According to an April 20 Philadelphia Daily News* article on Philly.com, “The Big Talker 1210 AM morning show of Daily News columnist Michael Smerconish is to be simulcast Monday through Wednesday on MSNBC.” The article noted that Smerconish will fill the slot previously held by Imus in the Morning. MSNBC announced on April 11 that it would no longer broadcast Imus in the wake of comments made by host Don Imus on the April 4 edition of that show, during which he referred to the Rutgers University women's basketball team as “nappy-headed hos.”
In addition to hosting his own radio talk show, Smerconish has been a guest host for MSNBC's Scarborough Country and Westwood One's The Radio Factor with Bill O'Reilly, and has opined on a number of issues, including alleged detainee abuse, immigrants, and Muslims.
- On the June 20, 2006, edition of Scarborough Country, Smerconish trivialized reports of detainee abuse at Abu Ghraib prison in Iraq, referring to the alleged abuse as “naked pyramid pictures.” He also referred to alleged mistreatment at the Pentagon detention facility at Guantánamo Bay as “play[ing] Christina Aguilera music a bit too loud.”
- On the April 10, 2006, edition of Scarborough Country, Smerconish suggested that “maybe law enforcement ought to step in” at pro-immigration demonstrations and consider “gathering ... up” illegal immigrants. Smerconish wondered why there was “zero discussion” of “gathering them up” at the demonstrations, when "[a]ll I keep hearing is how would we ever find them?" He then suggested that law enforcement officials are being hypocritical by refusing to “gather[] ... up” illegal immigrants because they would “step in and do something about” a rally of “pot smokers,” who “wanted decriminalization” of marijuana, or “scofflaws” with unpaid parking tickets.

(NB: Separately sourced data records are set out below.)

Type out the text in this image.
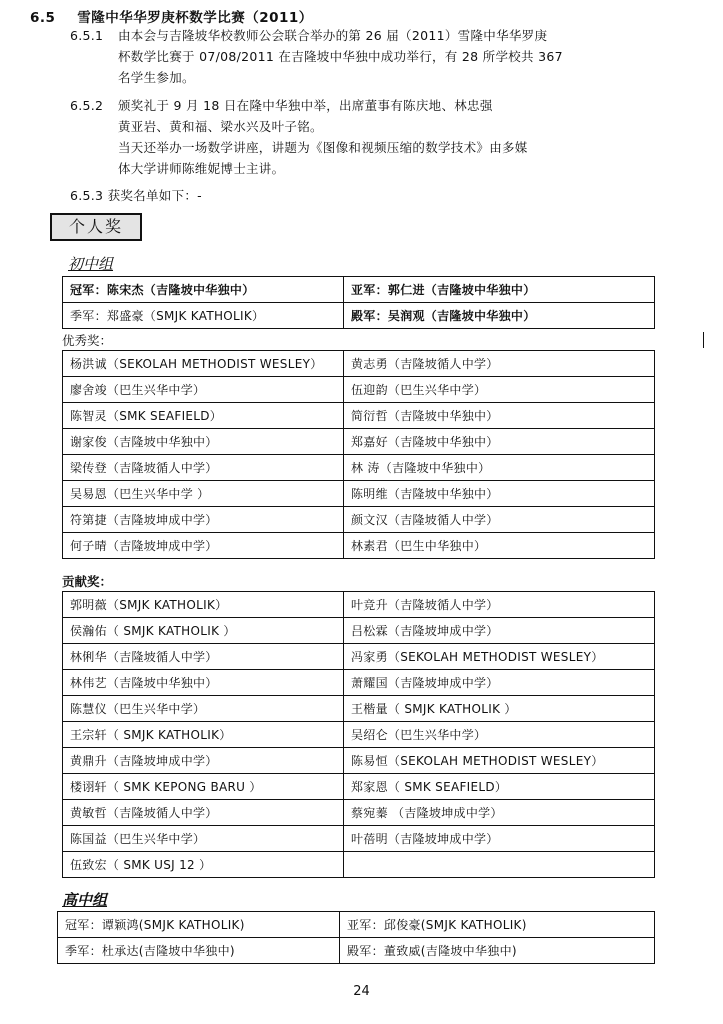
6.5 雪隆中华华罗庚杯数学比赛（2011）
6.5.1 由本会与吉隆坡华校教师公会联合举办的第 26 届（2011）雪隆中华华罗庚
杯数学比赛于 07/08/2011 在吉隆坡中华独中成功举行，有 28 所学校共 367
名学生参加。
6.5.2 颁奖礼于 9 月 18 日在隆中华独中举，出席董事有陈庆地、林忠强
黄亚岩、黄和福、梁水兴及叶子铭。
当天还举办一场数学讲座，讲题为《图像和视频压缩的数学技术》由多媒
体大学讲师陈维妮博士主讲。
6.5.3 获奖名单如下：-
个人奖
初中组
冠军：陈宋杰（吉隆坡中华独中）	亚军：郭仁进（吉隆坡中华独中）
季军：郑盛豪（SMJK KATHOLIK）	殿军：吴润观（吉隆坡中华独中）
优秀奖：
杨洪诚（SEKOLAH METHODIST WESLEY）	黄志勇（吉隆坡循人中学）
廖舍竣（巴生兴华中学）	伍迎韵（巴生兴华中学）
陈智灵（SMK SEAFIELD）	简衍哲（吉隆坡中华独中）
谢家俊（吉隆坡中华独中）	郑嘉好（吉隆坡中华独中）
梁传登（吉隆坡循人中学）	林 涛（吉隆坡中华独中）
吴易恩（巴生兴华中学 ）	陈明维（吉隆坡中华独中）
符第捷（吉隆坡坤成中学）	颜文汉（吉隆坡循人中学）
何子晴（吉隆坡坤成中学）	林素君（巴生中华独中）
贡献奖：
郭明薇（SMJK KATHOLIK）	叶竞升（吉隆坡循人中学）
侯瀚佑（ SMJK KATHOLIK ）	吕松霖（吉隆坡坤成中学）
林俐华（吉隆坡循人中学）	冯家勇（SEKOLAH METHODIST WESLEY）
林伟艺（吉隆坡中华独中）	萧耀国（吉隆坡坤成中学）
陈慧仪（巴生兴华中学）	王楷量（ SMJK KATHOLIK ）
王宗轩（ SMJK KATHOLIK）	吴绍仑（巴生兴华中学）
黄鼎升（吉隆坡坤成中学）	陈易恒（SEKOLAH METHODIST WESLEY）
楼诩轩（ SMK KEPONG BARU ）	郑家恩（ SMK SEAFIELD）
黄敏哲（吉隆坡循人中学）	蔡宛蓁 （吉隆坡坤成中学）
陈国益（巴生兴华中学）	叶蓓明（吉隆坡坤成中学）
伍致宏（ SMK USJ 12 ）	
高中组
冠军：谭颖鸿(SMJK KATHOLIK)	亚军：邱俊豪(SMJK KATHOLIK)
季军：杜承达(吉隆坡中华独中)	殿军：董致威(吉隆坡中华独中)
24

- Substituting for host Bill O'Reilly on the April 4, 2006, broadcast of The Radio Factor, Smerconish repeatedly discussed “the sissification of America,” claiming that political correctness has made the United States “a nation of sissies.” Smerconish also claimed, several times, that this “sissification” and “limp-wristedness” is “compromising our ability to win the war on terror.”
- On the November 23, 2005, broadcast of The Radio Factor, while guest-hosting, Smerconish took issue with a decision by the New Jersey Sports and Exposition Authority to provide a designated prayer area at Giants Stadium. The decision was in response to a September 19 incident involving the FBI's detention and questioning of five Muslim men who were observed praying near the stadium's main air duct during a New York Giants football game. Smerconish stated: “I just think that's [the men's public praying] wrong. I just think they're playing a game of, you know, mind blank with the audience. And that they should know better four years removed from September 11.” Smerconish defended the comments in an April 15 column, stating: “When five Muslim men in attendance at the Meadowlands in September 2005 for a Giants-Saints game that was also a Hurricane Katrina fund-raiser, with George H.W. Bush in attendance, saw fit to pray in an area near food preparation and air duct work, I think it was a case of mind blank. That's a form of terrorism in itself.”
- On the November 23, 2005, edition of The Radio Factor, Smerconish interviewed Soo Kim Abboud, author of Top of the Class: How Asian Parents Raise High Achievers -- and How You Can Too (Penguin, 2005). Smerconish asserted that “if everyone follows Dr. Abboud's prescription ... you're going to have women who will leave the home and now get a great-paying job, because you will have gotten them well educated.” He continued, “But then they're not going to be around to instill these lessons in their kids. In other words, it occurs to me that perhaps you've provided a prescription to bring this great success to an end.”
Smerconish has also been a frequent guest on MSNBC's Hardball, where he has appeared on at least four occasions in March and April of 2007, including March 1, March 8, March 21, and April 5. Hardball host Chris Matthews declared on the March 8, 2006, edition of the program that “You talk to a huge audience on the East Coast, Michael. I've listened to you, all my family listens to you.” As Media Matters also noted, Smerconish reportedly moderated a January 17, 2006, political event in Pennsylvania, sponsored by the Philadelphia Young Republicans and attended by Matthews' brother, who was then the Republican candidate for lieutenant governor in Pennsylvania. GOP gubernatorial candidate Lynn Swann and Jim Matthews were defeated by Democrats Ed Rendell and Catherine Baker Knoll.
This item originally attributed the Philly.com article to The Philadelphia Inquirer. Philly.com, which bills itself as “The Region's Home Page,” provides online versions of both Inquirer and Daily News articles. Media Matters regrets the error.